Mme Marietta Karamanli. Les négociations sur le TTIP marquent le pas à cause des États-Unis, et notamment de leur position sur le mécanisme d’arbitrage. Je reviens d’une mission aux États-Unis, avec Charles de la Verpillière, sur les données personnelles ; nous avons constaté comment elles y sont devenues une marchandise. Les négociations ne seraient-elles pas l’occasion de leur offrir un statut protecteur ? Je partage cependant l’idée que l’Union européenne et les États-Unis doivent arriver à un accord.

En collaboration avec Hervé Gaymard, j’ai présenté un rapport sur le cycle de Doha et le multilatéralisme. Nous y soulignions que le bilatéralisme permet à certains États plus fragiles d’obtenir des clauses plus favorables à la protection sociale et environnementale. Nous y avons aussi proposé un mécanisme de compensation visant à lisser dans le temps les effets du libre-échange, en employant certains excédents financiers au soutien du développement durable. Ces deux préoccupations trouvent-elles un écho dans le cadre des négociations conduites en amont de la conférence de Nairobi ?

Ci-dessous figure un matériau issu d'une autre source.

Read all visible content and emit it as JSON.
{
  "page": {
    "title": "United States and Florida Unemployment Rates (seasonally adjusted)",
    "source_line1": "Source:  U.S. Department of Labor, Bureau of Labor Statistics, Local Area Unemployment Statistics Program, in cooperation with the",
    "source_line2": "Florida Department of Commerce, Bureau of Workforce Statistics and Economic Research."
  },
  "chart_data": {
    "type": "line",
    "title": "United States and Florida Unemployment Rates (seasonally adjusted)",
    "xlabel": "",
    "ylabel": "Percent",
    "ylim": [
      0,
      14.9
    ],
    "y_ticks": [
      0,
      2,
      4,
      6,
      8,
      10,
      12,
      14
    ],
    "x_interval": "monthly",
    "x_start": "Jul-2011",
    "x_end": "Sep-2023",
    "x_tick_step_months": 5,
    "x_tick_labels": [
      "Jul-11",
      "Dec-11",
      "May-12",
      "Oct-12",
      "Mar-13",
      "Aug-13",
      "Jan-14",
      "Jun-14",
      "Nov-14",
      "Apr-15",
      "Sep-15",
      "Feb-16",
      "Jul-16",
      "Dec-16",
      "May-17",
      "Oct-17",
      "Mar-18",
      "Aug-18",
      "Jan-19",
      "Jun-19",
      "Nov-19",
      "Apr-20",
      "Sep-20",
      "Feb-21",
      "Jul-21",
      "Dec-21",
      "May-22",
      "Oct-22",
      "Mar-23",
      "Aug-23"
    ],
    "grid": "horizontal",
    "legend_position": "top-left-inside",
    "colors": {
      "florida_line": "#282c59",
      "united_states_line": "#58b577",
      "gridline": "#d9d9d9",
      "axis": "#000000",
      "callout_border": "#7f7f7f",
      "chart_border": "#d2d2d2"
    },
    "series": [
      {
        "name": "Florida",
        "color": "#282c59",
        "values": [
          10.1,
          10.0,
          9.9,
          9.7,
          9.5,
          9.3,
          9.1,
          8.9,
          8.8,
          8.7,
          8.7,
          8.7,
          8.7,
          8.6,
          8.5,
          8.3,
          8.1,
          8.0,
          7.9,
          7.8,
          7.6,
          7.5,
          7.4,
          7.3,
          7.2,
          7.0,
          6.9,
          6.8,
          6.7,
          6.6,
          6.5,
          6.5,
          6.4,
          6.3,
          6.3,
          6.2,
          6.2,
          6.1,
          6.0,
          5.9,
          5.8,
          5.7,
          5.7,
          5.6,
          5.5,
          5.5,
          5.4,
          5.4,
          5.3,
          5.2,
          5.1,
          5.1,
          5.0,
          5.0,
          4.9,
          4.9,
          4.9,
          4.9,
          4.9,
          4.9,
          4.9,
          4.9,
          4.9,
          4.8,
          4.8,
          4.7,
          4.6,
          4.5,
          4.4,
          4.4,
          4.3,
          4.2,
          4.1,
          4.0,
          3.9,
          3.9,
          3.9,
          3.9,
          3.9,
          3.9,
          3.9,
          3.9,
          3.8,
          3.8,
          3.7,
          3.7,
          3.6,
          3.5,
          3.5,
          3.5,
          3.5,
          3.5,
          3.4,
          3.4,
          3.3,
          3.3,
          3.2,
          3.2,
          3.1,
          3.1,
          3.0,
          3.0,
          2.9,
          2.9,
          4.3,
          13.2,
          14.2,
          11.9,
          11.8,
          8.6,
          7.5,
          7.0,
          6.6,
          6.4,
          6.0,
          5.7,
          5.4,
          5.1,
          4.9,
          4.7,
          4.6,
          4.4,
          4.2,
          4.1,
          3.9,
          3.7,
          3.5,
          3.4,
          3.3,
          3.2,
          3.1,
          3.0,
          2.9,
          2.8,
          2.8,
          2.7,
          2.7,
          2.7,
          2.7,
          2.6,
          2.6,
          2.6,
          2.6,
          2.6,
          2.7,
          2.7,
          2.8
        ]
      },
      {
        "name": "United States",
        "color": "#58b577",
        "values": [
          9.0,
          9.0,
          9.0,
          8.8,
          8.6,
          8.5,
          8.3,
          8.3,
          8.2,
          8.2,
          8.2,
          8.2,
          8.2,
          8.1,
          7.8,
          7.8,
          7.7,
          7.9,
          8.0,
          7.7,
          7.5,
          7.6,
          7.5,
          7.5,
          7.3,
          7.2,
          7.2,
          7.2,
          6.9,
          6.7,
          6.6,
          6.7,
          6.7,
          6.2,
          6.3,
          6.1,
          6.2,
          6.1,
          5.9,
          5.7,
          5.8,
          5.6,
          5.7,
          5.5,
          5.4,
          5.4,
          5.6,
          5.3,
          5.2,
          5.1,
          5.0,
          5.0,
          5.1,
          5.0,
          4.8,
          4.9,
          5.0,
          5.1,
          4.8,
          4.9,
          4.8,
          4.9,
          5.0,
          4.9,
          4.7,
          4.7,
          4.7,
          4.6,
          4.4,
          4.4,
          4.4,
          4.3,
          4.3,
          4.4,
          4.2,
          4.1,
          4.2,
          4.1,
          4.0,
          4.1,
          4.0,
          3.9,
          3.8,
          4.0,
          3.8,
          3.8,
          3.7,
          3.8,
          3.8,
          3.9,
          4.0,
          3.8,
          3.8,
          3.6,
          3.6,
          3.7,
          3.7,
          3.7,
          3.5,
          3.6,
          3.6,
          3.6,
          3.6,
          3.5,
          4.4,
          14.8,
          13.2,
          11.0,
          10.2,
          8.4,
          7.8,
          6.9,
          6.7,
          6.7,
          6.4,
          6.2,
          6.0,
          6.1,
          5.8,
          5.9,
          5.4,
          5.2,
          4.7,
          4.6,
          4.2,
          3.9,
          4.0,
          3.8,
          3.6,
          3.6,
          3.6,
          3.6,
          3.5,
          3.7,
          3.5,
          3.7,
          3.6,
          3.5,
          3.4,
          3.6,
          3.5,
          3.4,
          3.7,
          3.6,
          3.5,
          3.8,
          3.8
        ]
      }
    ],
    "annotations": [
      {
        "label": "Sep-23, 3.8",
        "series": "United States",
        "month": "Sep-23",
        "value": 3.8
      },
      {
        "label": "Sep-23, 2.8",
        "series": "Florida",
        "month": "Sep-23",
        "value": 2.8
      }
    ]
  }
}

Mme Delphine Batho. La contestation du projet d’accord transatlantique ne porte pas sur ses aspects sectoriels ou techniques, mais sur son principe même. Car, par ce type de traité, les États se trouvent engagés de manière irréversible. Le 14 octobre 1998, Lionel Jospin avait su annoncer qu’il n’y aurait pas de reprise des négociations sur l’accord multilatéral sur les investissements (AMI), objet de mobilisation citoyenne. Monsieur le ministre, vous soulignez qu’il y a peu d’avancées et que beaucoup de propositions en discussion ne sont pas acceptables. Quand en tirerez-vous les conclusions sur le plan politique ?

Dans le domaine de l’énergie, quelles dispositions peuvent-elles être adoptées concernant l’importation d’hydrocarbures, de sables bitumineux, de gaz de schiste ou relativement aux licences d’exploitation des compagnies pétrolières ? Pour ce qui est des données personnelles, l’exception numérique doit exister au même titre que l’exception culturelle. Il s’agit d’une question de souveraineté numérique, alors que le stockage des données a lieu hors de l’Union européenne. Quant au TiSA, il suscite des inquiétudes fortes, car de nombreux points restent à clarifier.

M. Michel Piron. Les négociations commerciales multilatérales sont sans doute préférables à des négociations bilatérales, mais le format des discussions est lié à leur contenu, qui est lui-même à géométrie variable.

Vous établissez à juste titre la distinction entre appellations et marques, mais l’expression de « diplomatie des terroirs » est-elle si heureuse ? Son côté vicinal me laisse imaginer qu’elle se déploierait plutôt sous l’égide du ministre de l’intérieur, que dans un cadre international. Dans le champ normatif, la traçabilité des produits me semble primordiale.

Le règlement des différends entre investisseurs et États (RDIE) me paraît quant à lui devoir être lui-même un objet de contentieux. Lorsque des instances privées peuvent ainsi imposer leur interprétation à des instances publiques, où se trouve la source légitime du droit ? Quelle serait l’alternative publique à ce type de justice, où prédomine la porosité entre la puissance publique et les puissances privées ?

Mme Marie-Noëlle Battistel. Dans le cadre de la préparation de la COP21, le Gouvernement adopte une attitude exemplaire dans la lutte contre le changement climatique, car il y voit la clef du succès. Mais l’Union européenne, dans le même temps, veut dans le TTIP un chapitre relatif à l’énergie qui faciliterait l’importation d’énergie climaticides telles que le gaz de schiste issu de la fracturation hydraulique, les hydrocarbures ou les sables bitumineux. Comment affronter cette contradiction ?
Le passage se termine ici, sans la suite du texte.